Once you show that sqrt(5) is irrational it's pretty easy. You can use the standard proof for that -- suppose a/b = sqrt(5) with a/b in lowest terms, then consider [itex]a^2=5b^2[/itex] mod 25.

The root of 4x-3=0 is algebraic but rational.

DeadWolfe

Yeah, but phi is the root of a *monic* polynomial. Matt meant to say it is an algebraic integer which is not an integer.

ramsey2879

How about

[tex]\frac{F_{2n}}{F_{2n-1}} < Phi < \frac{F_{2n+1}}{F_{2n}}[/tex]

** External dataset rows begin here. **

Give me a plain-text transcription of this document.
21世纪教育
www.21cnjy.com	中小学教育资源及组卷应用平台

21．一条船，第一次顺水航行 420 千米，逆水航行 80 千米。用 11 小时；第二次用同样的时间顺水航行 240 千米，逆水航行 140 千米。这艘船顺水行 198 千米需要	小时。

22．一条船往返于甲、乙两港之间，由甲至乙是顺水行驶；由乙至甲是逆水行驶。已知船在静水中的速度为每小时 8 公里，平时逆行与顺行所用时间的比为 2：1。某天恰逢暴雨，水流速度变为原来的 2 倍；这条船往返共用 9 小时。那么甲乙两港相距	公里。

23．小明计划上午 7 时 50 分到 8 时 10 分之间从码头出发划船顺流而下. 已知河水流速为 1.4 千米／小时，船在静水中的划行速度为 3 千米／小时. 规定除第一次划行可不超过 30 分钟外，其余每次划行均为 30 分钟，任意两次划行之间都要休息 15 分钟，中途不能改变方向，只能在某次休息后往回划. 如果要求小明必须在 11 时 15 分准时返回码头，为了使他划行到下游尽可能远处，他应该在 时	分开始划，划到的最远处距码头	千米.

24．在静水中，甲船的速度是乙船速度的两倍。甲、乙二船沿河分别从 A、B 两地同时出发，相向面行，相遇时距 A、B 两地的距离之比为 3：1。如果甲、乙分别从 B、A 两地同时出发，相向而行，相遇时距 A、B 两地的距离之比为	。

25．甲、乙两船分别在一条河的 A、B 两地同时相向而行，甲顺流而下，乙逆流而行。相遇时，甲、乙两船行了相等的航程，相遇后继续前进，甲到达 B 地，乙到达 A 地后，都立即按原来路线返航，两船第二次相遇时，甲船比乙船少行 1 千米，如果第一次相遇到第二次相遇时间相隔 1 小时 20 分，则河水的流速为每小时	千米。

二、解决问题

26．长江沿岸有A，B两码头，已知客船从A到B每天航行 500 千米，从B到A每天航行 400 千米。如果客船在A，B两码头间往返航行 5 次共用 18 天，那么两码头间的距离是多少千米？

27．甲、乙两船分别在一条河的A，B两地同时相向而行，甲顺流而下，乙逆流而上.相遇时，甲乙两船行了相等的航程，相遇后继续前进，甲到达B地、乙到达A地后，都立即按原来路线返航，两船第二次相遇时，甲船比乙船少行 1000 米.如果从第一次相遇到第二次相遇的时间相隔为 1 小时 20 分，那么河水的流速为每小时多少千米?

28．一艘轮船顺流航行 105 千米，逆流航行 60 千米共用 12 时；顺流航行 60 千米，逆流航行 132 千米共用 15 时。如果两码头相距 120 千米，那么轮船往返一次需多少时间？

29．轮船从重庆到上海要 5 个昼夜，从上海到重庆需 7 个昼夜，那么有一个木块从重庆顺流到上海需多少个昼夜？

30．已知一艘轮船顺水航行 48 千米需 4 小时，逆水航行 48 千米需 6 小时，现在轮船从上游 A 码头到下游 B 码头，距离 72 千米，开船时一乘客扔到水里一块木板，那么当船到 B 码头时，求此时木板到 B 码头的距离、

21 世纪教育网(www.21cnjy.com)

If you assume [tex]phi = a/b[/tex] then the above inequality conflicts with that.

CRGreathouse

Nice proof, ramsey2879.

dodo

I don't get it. There has to be a gazillion rationals between those two fractions, no matter how big n is or how close to the limit you are.

matt grime

Not a gazillion, Dodo. Infinitely many in fact.

ramsey2879

your right
But [tex] phi^{n} = F_{n-1} + F_{n}phi[/tex]

Then

[tex]1+phi = phi^2[/tex]

so we have phi is a root of x^2- x -1 but the discriminate is [tex]\sqrt{5}[/tex] so phi is irrational.

al-mahed

supose sqrt(5) = p/q in lowest terms ==> p,q integer such that gcd(p,q)=1 ==>

==> 5 = p^2/q^2 ==> 5q^2 = p^2

if gcd(5,p) [tex]\neq[/tex] 1 ==> q^2 = 5x^2 ==> q = sqrt(5)x ==> contradiction

if gcd(5,q) [tex]\neq[/tex] 1 ==> 125y^2 = p^2 ==> 25y = p ==> gcd(5,p) [tex]\neq[/tex] 1 ==> contradiction

** the two contradictions shows up because gcd(p,q)=1

so gcd(5,p) = gcd(5,q) = 1 ==> gcd(p,q) [tex]\neq[/tex] 1 ==> contradiction

sqrt(5) is irrational

al-mahed

could someone prove that irrational OP integer = irrational, OP = operations +, -, / and *

CRGreathouse

Let z be an integer, n be a positive integer, and x be an irrational number.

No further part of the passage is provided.